International/Nuclear: Iran had processed “enough nuclear material for several nuclear weapons–not one at this point,” said Rafael Grossi, director general of the International Atomic Energy Agency. Iran had enriched 70 kilograms of uranium to 60 percent purity and had another 1,000 kilograms enriched at 20 percent purity, he added. Uranium enriched to 90 percent is widely considered suitable for weapons. 

International: Prince Reza Pahlavi, the son of Iran’s last Shah, announced that he would meet with politicians around the world to build a coalition against the regime. Pahlavi called for the international community to provide “maximum support” for protesters seeking to overthrow the government during an interview with SkyNews. “I’m not running for any office, nor do I seek any political position in the apparatus of state,” he said. “I'd rather be an advocate for the people and stand by their side.”


January 26

International: The U.S. House of Representatives approved a bipartisan resolution expressing support for protesters in Iran. Representative Thomas Massie, R-Ky. was the lone dissenter in an otherwise unanimous vote. The resolution, approved by 420-1, “encourages continued efforts by the Biden Administration to respond to the protests, including the recent sanctioning of the Iranian morality police.”

International: The British National Cyber Security Center (NCSC) warned that Iranian hackers are targeting British academics and politicians. Iran-based actors “continue to successfully use spear-phishing attacks” against British people and organizations “for information gathering activity,” the NCSC said in a statement.

International: The French Foreign Ministry called for the release of French-Irish citizen Bernard Phelan, a tourism consultant, due to concerns for his health after he ended a hunger strike. “We are extremely concerned given the extreme fragility of his health situation,” said foreign ministry spokesperson Anne-Claire Legendre at a press conference. “The denial of medical access at this point from the Iranian authorities is completely unacceptable.” Legendre also called for the release of six other French citizens detained in Iran.


January 27

Domestic/International: A gunman attacked the Azerbaijani embassy in Tehran. One guard was killed and two others were injured. “We demand that this terrorist act be investigated and the terrorist be punished,” said Azerbaijan’s president, Ilham Aliyev. The Azerbaijani foreign ministry said that it would evacuate its personnel in Iran. The Iranian foreign ministry condemned the attack, and security forces detained a suspect. The attack occurred during months of tensions between Iran and Azerbaijan.
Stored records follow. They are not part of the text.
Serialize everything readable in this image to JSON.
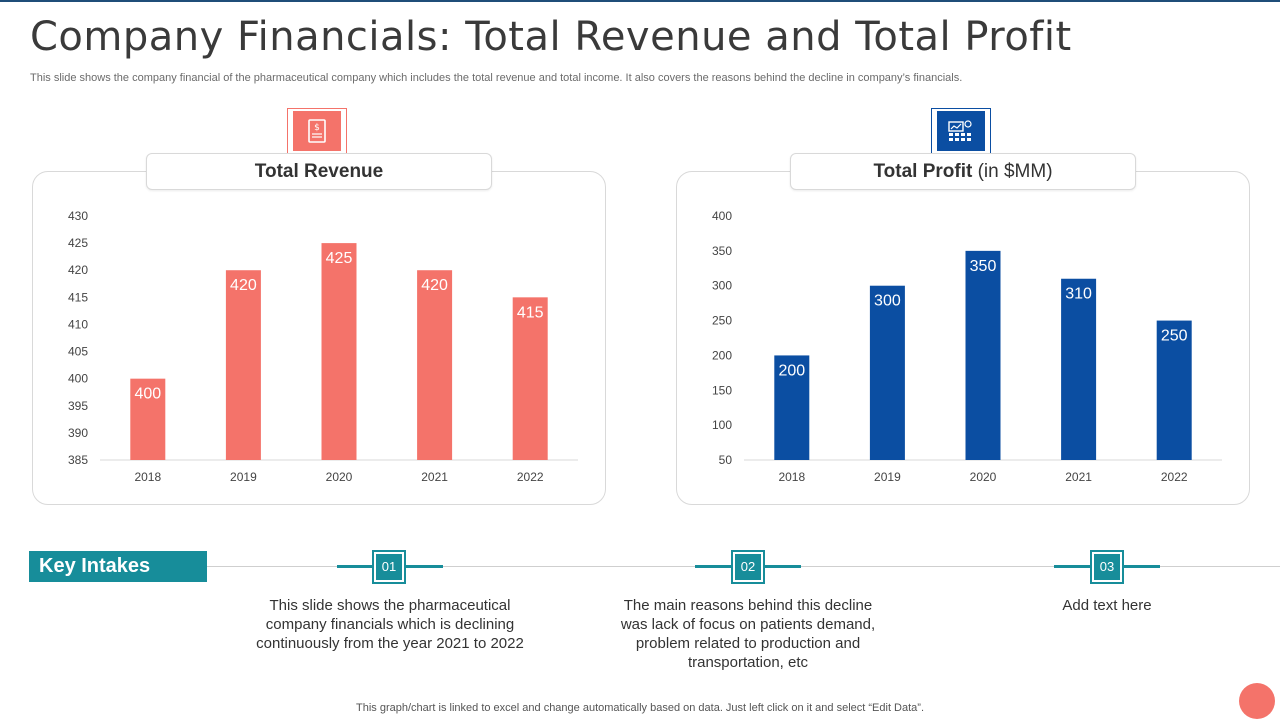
{
  "slide": {
    "title": "Company Financials: Total Revenue and Total Profit",
    "subtitle": "This slide shows the company financial of the pharmaceutical company which includes the total revenue and total income. It also covers the reasons behind the decline in company’s financials.",
    "footer": "This graph/chart is linked to excel and change automatically based on data. Just left click on it and select “Edit Data”."
  },
  "revenue_panel": {
    "title_bold": "Total Revenue",
    "title_unit": ""
  },
  "profit_panel": {
    "title_bold": "Total Profit",
    "title_unit": " (in $MM)"
  },
  "key_intakes": {
    "heading": "Key Intakes",
    "steps": [
      {
        "number": "01",
        "text": "This slide shows the pharmaceutical company financials which is declining continuously  from the year 2021 to 2022"
      },
      {
        "number": "02",
        "text": "The main reasons behind this decline was lack of focus on patients demand, problem related to production and transportation, etc"
      },
      {
        "number": "03",
        "text": "Add text here"
      }
    ]
  },
  "colors": {
    "revenue": "#f4736a",
    "profit": "#0b4ea2",
    "accent": "#178d9a"
  },
  "chart_data": [
    {
      "type": "bar",
      "title": "Total Revenue",
      "categories": [
        "2018",
        "2019",
        "2020",
        "2021",
        "2022"
      ],
      "values": [
        400,
        420,
        425,
        420,
        415
      ],
      "ylim": [
        385,
        430
      ],
      "yticks": [
        385,
        390,
        395,
        400,
        405,
        410,
        415,
        420,
        425,
        430
      ],
      "data_labels": true,
      "grid": false,
      "color": "#f4736a"
    },
    {
      "type": "bar",
      "title": "Total Profit (in $MM)",
      "categories": [
        "2018",
        "2019",
        "2020",
        "2021",
        "2022"
      ],
      "values": [
        200,
        300,
        350,
        310,
        250
      ],
      "ylim": [
        50,
        400
      ],
      "yticks": [
        50,
        100,
        150,
        200,
        250,
        300,
        350,
        400
      ],
      "data_labels": true,
      "grid": false,
      "color": "#0b4ea2"
    }
  ]
}
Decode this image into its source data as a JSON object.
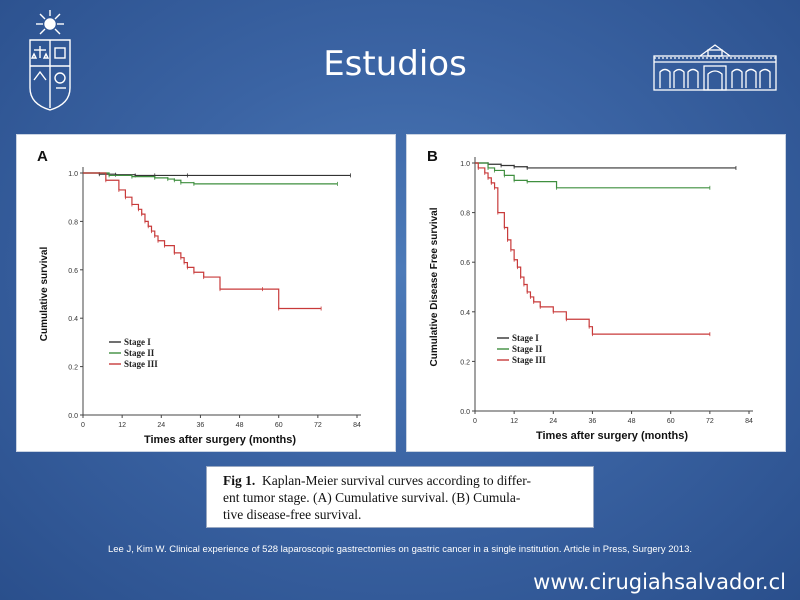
{
  "slide": {
    "title": "Estudios",
    "citation": "Lee J, Kim W. Clinical experience of 528 laparoscopic gastrectomies on gastric cancer in a single institution. Article in Press, Surgery 2013.",
    "website": "www.cirugiahsalvador.cl",
    "caption": {
      "figure_label": "Fig 1.",
      "line1_text": "Kaplan-Meier survival curves according to differ-",
      "line2_text": "ent tumor stage. (A) Cumulative survival. (B) Cumula-",
      "line3_text": "tive disease-free survival."
    }
  },
  "colors": {
    "stage_i": "#333333",
    "stage_ii": "#3f8f3f",
    "stage_iii": "#c83a3a",
    "background": "#3b64a4"
  },
  "icons": {
    "left_logo": "university-crest-icon",
    "right_logo": "hospital-building-icon"
  },
  "chart_data": [
    {
      "type": "line",
      "panel_letter": "A",
      "xlabel": "Times after surgery (months)",
      "ylabel": "Cumulative survival",
      "xlim": [
        0,
        84
      ],
      "ylim": [
        0,
        1.0
      ],
      "x_ticks": [
        0,
        12,
        24,
        36,
        48,
        60,
        72,
        84
      ],
      "y_ticks": [
        0.0,
        0.2,
        0.4,
        0.6,
        0.8,
        1.0
      ],
      "y_tick_labels": [
        "0.0",
        "0.2",
        "0.4",
        "0.6",
        "0.8",
        "1.0"
      ],
      "legend_position": "bottom-left",
      "series": [
        {
          "name": "Stage I",
          "x": [
            0,
            5,
            10,
            16,
            22,
            32,
            82
          ],
          "y": [
            1.0,
            0.995,
            0.993,
            0.99,
            0.99,
            0.99,
            0.99
          ]
        },
        {
          "name": "Stage II",
          "x": [
            0,
            8,
            15,
            22,
            26,
            28,
            30,
            34,
            78
          ],
          "y": [
            1.0,
            0.99,
            0.985,
            0.98,
            0.975,
            0.97,
            0.96,
            0.955,
            0.955
          ]
        },
        {
          "name": "Stage III",
          "x": [
            0,
            7,
            11,
            13,
            15,
            17,
            18,
            19,
            20,
            21,
            22,
            23,
            25,
            28,
            30,
            31,
            32,
            34,
            37,
            42,
            55,
            60,
            73
          ],
          "y": [
            1.0,
            0.97,
            0.93,
            0.9,
            0.87,
            0.85,
            0.83,
            0.8,
            0.78,
            0.76,
            0.74,
            0.72,
            0.7,
            0.67,
            0.65,
            0.63,
            0.61,
            0.59,
            0.57,
            0.52,
            0.52,
            0.44,
            0.44
          ]
        }
      ]
    },
    {
      "type": "line",
      "panel_letter": "B",
      "xlabel": "Times after surgery (months)",
      "ylabel": "Cumulative Disease Free survival",
      "xlim": [
        0,
        84
      ],
      "ylim": [
        0,
        1.0
      ],
      "x_ticks": [
        0,
        12,
        24,
        36,
        48,
        60,
        72,
        84
      ],
      "y_ticks": [
        0.0,
        0.2,
        0.4,
        0.6,
        0.8,
        1.0
      ],
      "y_tick_labels": [
        "0.0",
        "0.2",
        "0.4",
        "0.6",
        "0.8",
        "1.0"
      ],
      "legend_position": "bottom-left",
      "series": [
        {
          "name": "Stage I",
          "x": [
            0,
            4,
            8,
            12,
            16,
            80
          ],
          "y": [
            1.0,
            0.995,
            0.99,
            0.985,
            0.98,
            0.98
          ]
        },
        {
          "name": "Stage II",
          "x": [
            0,
            4,
            6,
            9,
            12,
            16,
            25,
            72
          ],
          "y": [
            1.0,
            0.98,
            0.97,
            0.95,
            0.93,
            0.925,
            0.9,
            0.9
          ]
        },
        {
          "name": "Stage III",
          "x": [
            0,
            1,
            3,
            4,
            5,
            6,
            7,
            9,
            10,
            11,
            12,
            13,
            14,
            15,
            16,
            17,
            18,
            20,
            24,
            28,
            35,
            36,
            72
          ],
          "y": [
            1.0,
            0.98,
            0.96,
            0.94,
            0.92,
            0.9,
            0.8,
            0.74,
            0.69,
            0.65,
            0.61,
            0.58,
            0.54,
            0.51,
            0.48,
            0.46,
            0.44,
            0.42,
            0.4,
            0.37,
            0.34,
            0.31,
            0.31
          ]
        }
      ]
    }
  ]
}
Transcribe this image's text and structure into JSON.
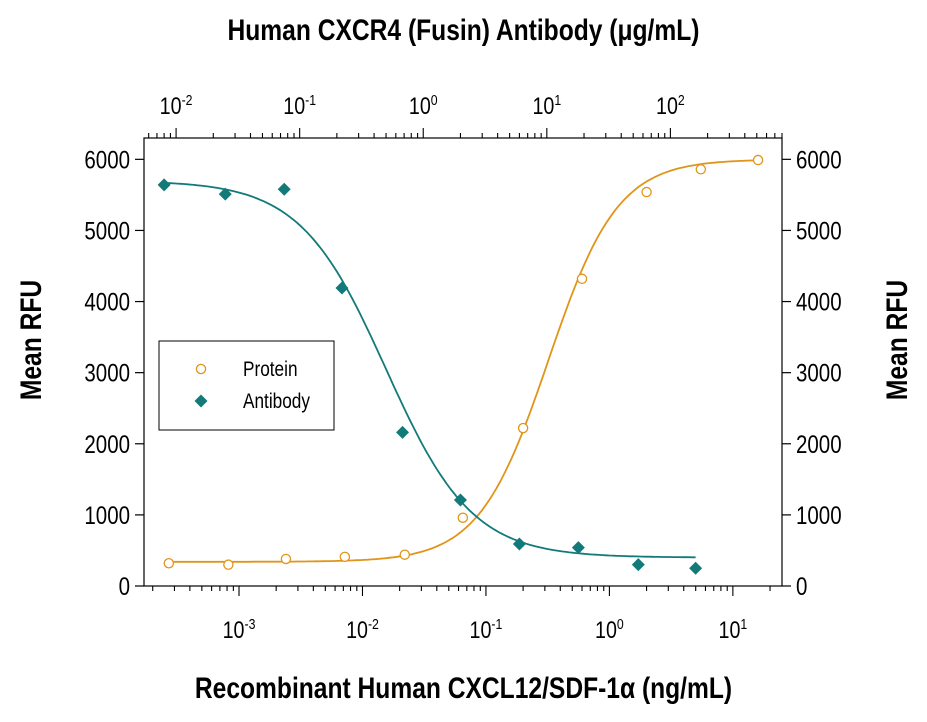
{
  "chart_data": {
    "type": "scatter",
    "title_top": "Human CXCR4 (Fusin) Antibody (μg/mL)",
    "xlabel": "Recombinant Human CXCL12/SDF-1α (ng/mL)",
    "ylabel_left": "Mean RFU",
    "ylabel_right": "Mean RFU",
    "x_scale": "log",
    "x_bottom_range": [
      0.00017,
      25
    ],
    "x_top_range": [
      0.0055,
      800
    ],
    "ylim": [
      0,
      6300
    ],
    "y_ticks": [
      "0",
      "1000",
      "2000",
      "3000",
      "4000",
      "5000",
      "6000"
    ],
    "x_bottom_ticks": [
      {
        "base": "10",
        "exp": "-3",
        "value": 0.001
      },
      {
        "base": "10",
        "exp": "-2",
        "value": 0.01
      },
      {
        "base": "10",
        "exp": "-1",
        "value": 0.1
      },
      {
        "base": "10",
        "exp": "0",
        "value": 1
      },
      {
        "base": "10",
        "exp": "1",
        "value": 10
      }
    ],
    "x_top_ticks": [
      {
        "base": "10",
        "exp": "-2",
        "value": 0.01
      },
      {
        "base": "10",
        "exp": "-1",
        "value": 0.1
      },
      {
        "base": "10",
        "exp": "0",
        "value": 1
      },
      {
        "base": "10",
        "exp": "1",
        "value": 10
      },
      {
        "base": "10",
        "exp": "2",
        "value": 100
      }
    ],
    "legend_position": "middle-left",
    "grid": false,
    "series": [
      {
        "name": "Protein",
        "marker": "open-circle",
        "color": "#E0951A",
        "axis": "bottom",
        "x": [
          0.00027,
          0.00082,
          0.0024,
          0.0072,
          0.022,
          0.065,
          0.2,
          0.6,
          2.0,
          5.5,
          16
        ],
        "y": [
          320,
          300,
          380,
          410,
          440,
          960,
          2220,
          4320,
          5540,
          5860,
          5990
        ],
        "fit": {
          "bottom": 340,
          "top": 6000,
          "ec50": 0.32,
          "hill": 1.55
        }
      },
      {
        "name": "Antibody",
        "marker": "filled-diamond",
        "color": "#137A7A",
        "axis": "top",
        "x": [
          0.008,
          0.025,
          0.075,
          0.22,
          0.68,
          2.0,
          6.0,
          18,
          55,
          160
        ],
        "y": [
          5640,
          5510,
          5580,
          4190,
          2160,
          1210,
          590,
          540,
          300,
          250
        ],
        "fit": {
          "bottom": 400,
          "top": 5700,
          "ec50": 0.5,
          "hill": 1.25
        }
      }
    ]
  }
}
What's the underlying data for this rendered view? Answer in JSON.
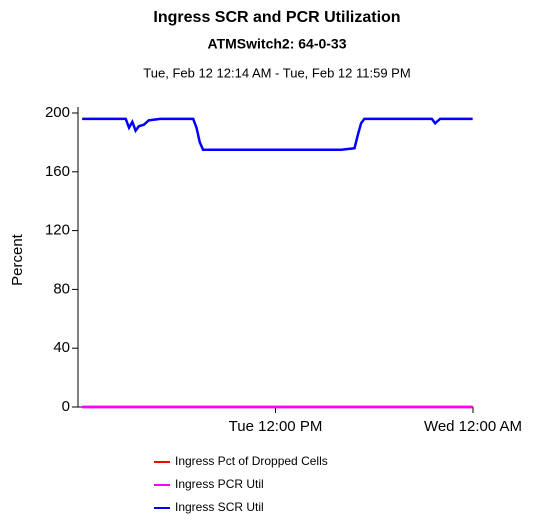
{
  "chart_data": {
    "type": "line",
    "title": "Ingress SCR and PCR Utilization",
    "subtitle": "ATMSwitch2: 64-0-33",
    "date_range": "Tue, Feb 12 12:14 AM - Tue, Feb 12 11:59 PM",
    "y_label": "Percent",
    "x": [
      0.25,
      1,
      2,
      2.9,
      3.1,
      3.3,
      3.5,
      3.7,
      4,
      4.3,
      5,
      6,
      7,
      7.2,
      7.4,
      7.6,
      8,
      10,
      12,
      14,
      16,
      16.8,
      17,
      17.2,
      17.4,
      18,
      20,
      21.5,
      21.7,
      22,
      23,
      23.98
    ],
    "xlim": [
      0,
      24
    ],
    "xticks": [
      {
        "value": 12,
        "label": "Tue 12:00 PM"
      },
      {
        "value": 24,
        "label": "Wed 12:00 AM"
      }
    ],
    "ylim": [
      0,
      200
    ],
    "yticks": [
      0,
      40,
      80,
      120,
      160,
      200
    ],
    "series": [
      {
        "name": "Ingress Pct of Dropped Cells",
        "color": "#ff0000",
        "values": [
          0,
          0,
          0,
          0,
          0,
          0,
          0,
          0,
          0,
          0,
          0,
          0,
          0,
          0,
          0,
          0,
          0,
          0,
          0,
          0,
          0,
          0,
          0,
          0,
          0,
          0,
          0,
          0,
          0,
          0,
          0,
          0
        ]
      },
      {
        "name": "Ingress PCR Util",
        "color": "#ff00ff",
        "values": [
          0,
          0,
          0,
          0,
          0,
          0,
          0,
          0,
          0,
          0,
          0,
          0,
          0,
          0,
          0,
          0,
          0,
          0,
          0,
          0,
          0,
          0,
          0,
          0,
          0,
          0,
          0,
          0,
          0,
          0,
          0,
          0
        ]
      },
      {
        "name": "Ingress SCR Util",
        "color": "#0000ff",
        "values": [
          196,
          196,
          196,
          196,
          190,
          194,
          188,
          191,
          192,
          195,
          196,
          196,
          196,
          190,
          180,
          175,
          175,
          175,
          175,
          175,
          175,
          176,
          185,
          193,
          196,
          196,
          196,
          196,
          193,
          196,
          196,
          196
        ]
      }
    ]
  }
}
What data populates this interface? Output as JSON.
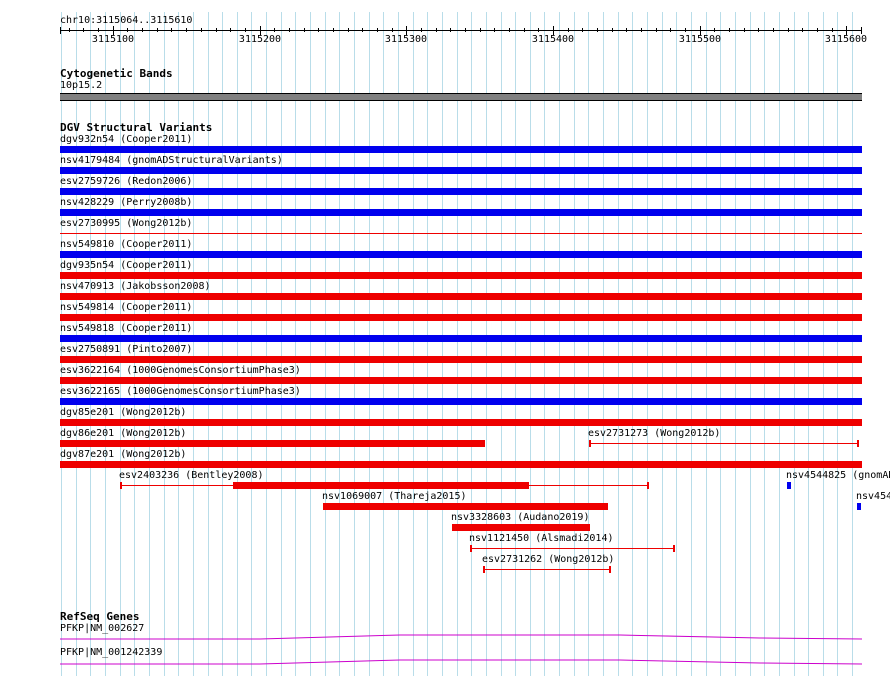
{
  "position": "chr10:3115064..3115610",
  "ruler": {
    "start": 3115064,
    "end": 3115610,
    "labels": [
      "3115100",
      "3115200",
      "3115300",
      "3115400",
      "3115500",
      "3115600"
    ]
  },
  "cytoband": {
    "title": "Cytogenetic Bands",
    "band_label": "10p15.2",
    "band_color": "#808080"
  },
  "dgv": {
    "title": "DGV Structural Variants",
    "colors": {
      "blue": "#0000ee",
      "red": "#ee0000"
    },
    "full_rows": [
      {
        "label": "dgv932n54 (Cooper2011)",
        "color": "blue"
      },
      {
        "label": "nsv4179484 (gnomADStructuralVariants)",
        "color": "blue"
      },
      {
        "label": "esv2759726 (Redon2006)",
        "color": "blue"
      },
      {
        "label": "nsv428229 (Perry2008b)",
        "color": "blue"
      },
      {
        "label": "esv2730995 (Wong2012b)",
        "color": "red",
        "style": "thin"
      },
      {
        "label": "nsv549810 (Cooper2011)",
        "color": "blue"
      },
      {
        "label": "dgv935n54 (Cooper2011)",
        "color": "red"
      },
      {
        "label": "nsv470913 (Jakobsson2008)",
        "color": "red"
      },
      {
        "label": "nsv549814 (Cooper2011)",
        "color": "red"
      },
      {
        "label": "nsv549818 (Cooper2011)",
        "color": "blue"
      },
      {
        "label": "esv2750891 (Pinto2007)",
        "color": "red"
      },
      {
        "label": "esv3622164 (1000GenomesConsortiumPhase3)",
        "color": "red"
      },
      {
        "label": "esv3622165 (1000GenomesConsortiumPhase3)",
        "color": "blue"
      },
      {
        "label": "dgv85e201 (Wong2012b)",
        "color": "red"
      }
    ],
    "dgv86": {
      "label": "dgv86e201 (Wong2012b)",
      "color": "red"
    },
    "esv2731273": {
      "label": "esv2731273 (Wong2012b)",
      "color": "red"
    },
    "dgv87": {
      "label": "dgv87e201 (Wong2012b)",
      "color": "red"
    },
    "esv2403236": {
      "label": "esv2403236 (Bentley2008)",
      "color": "red"
    },
    "nsv4544825": {
      "label": "nsv4544825 (gnomAD",
      "color": "blue"
    },
    "nsv1069007": {
      "label": "nsv1069007 (Thareja2015)",
      "color": "red"
    },
    "nsv454x": {
      "label": "nsv454",
      "color": "blue"
    },
    "nsv3328603": {
      "label": "nsv3328603 (Audano2019)",
      "color": "red"
    },
    "nsv1121450": {
      "label": "nsv1121450 (Alsmadi2014)",
      "color": "red"
    },
    "esv2731262": {
      "label": "esv2731262 (Wong2012b)",
      "color": "red"
    }
  },
  "refseq": {
    "title": "RefSeq Genes",
    "genes": [
      {
        "label": "PFKP|NM_002627",
        "color": "#cc00cc"
      },
      {
        "label": "PFKP|NM_001242339",
        "color": "#cc00cc"
      }
    ]
  }
}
Domestic/Human Rights: Security forces reportedly fired on protesters with live ammunition and tear gas in Zahedan. Zahedan has been the center of a violent crackdown by security forces. The city’s entrances and exits were reportedly blocked

International: The United States indicted three men for plotting to assassinate Masih Alinejad, a Brooklyn-based activist critical of the Iranian government. The men, members of an eastern European criminal organization, were working for people based in Iran. The plot reflected Iran’s determination to silence critics, even in the United States. The plotters faced up to 40 years in prison on murder-for-hire and money laundering charges. One faced an additional five years for possessing a firearm with an obliterated serial number.


January 28 

Domestic/International: Suicide drones equipped with explosives struck a military plant in Isfahan that Iran said was an ammunition storehouse. The small size of the blast indicated that the building “could have been a lab or military-logistics site,” the Wall Street Journal reported. Iran’s defense ministry claimed that the attack caused only minor damage. The Jerusalem Post, however, cited Western Intelligence officials who claimed the attack was a “phenomenal success.”  While Israeli officials refused to comment, U.S. intelligence officials told the New York Times that the attack was the work of Mossad.


January 29

International: An airstrike reportedly killed seven drivers and members of a convoy carrying Iranian weapons from Iraq into northeastern Syria. A pro-Syrian regime radio station reported that “unidentified war planes targeted, in a number of raids, six refrigerated trucks.”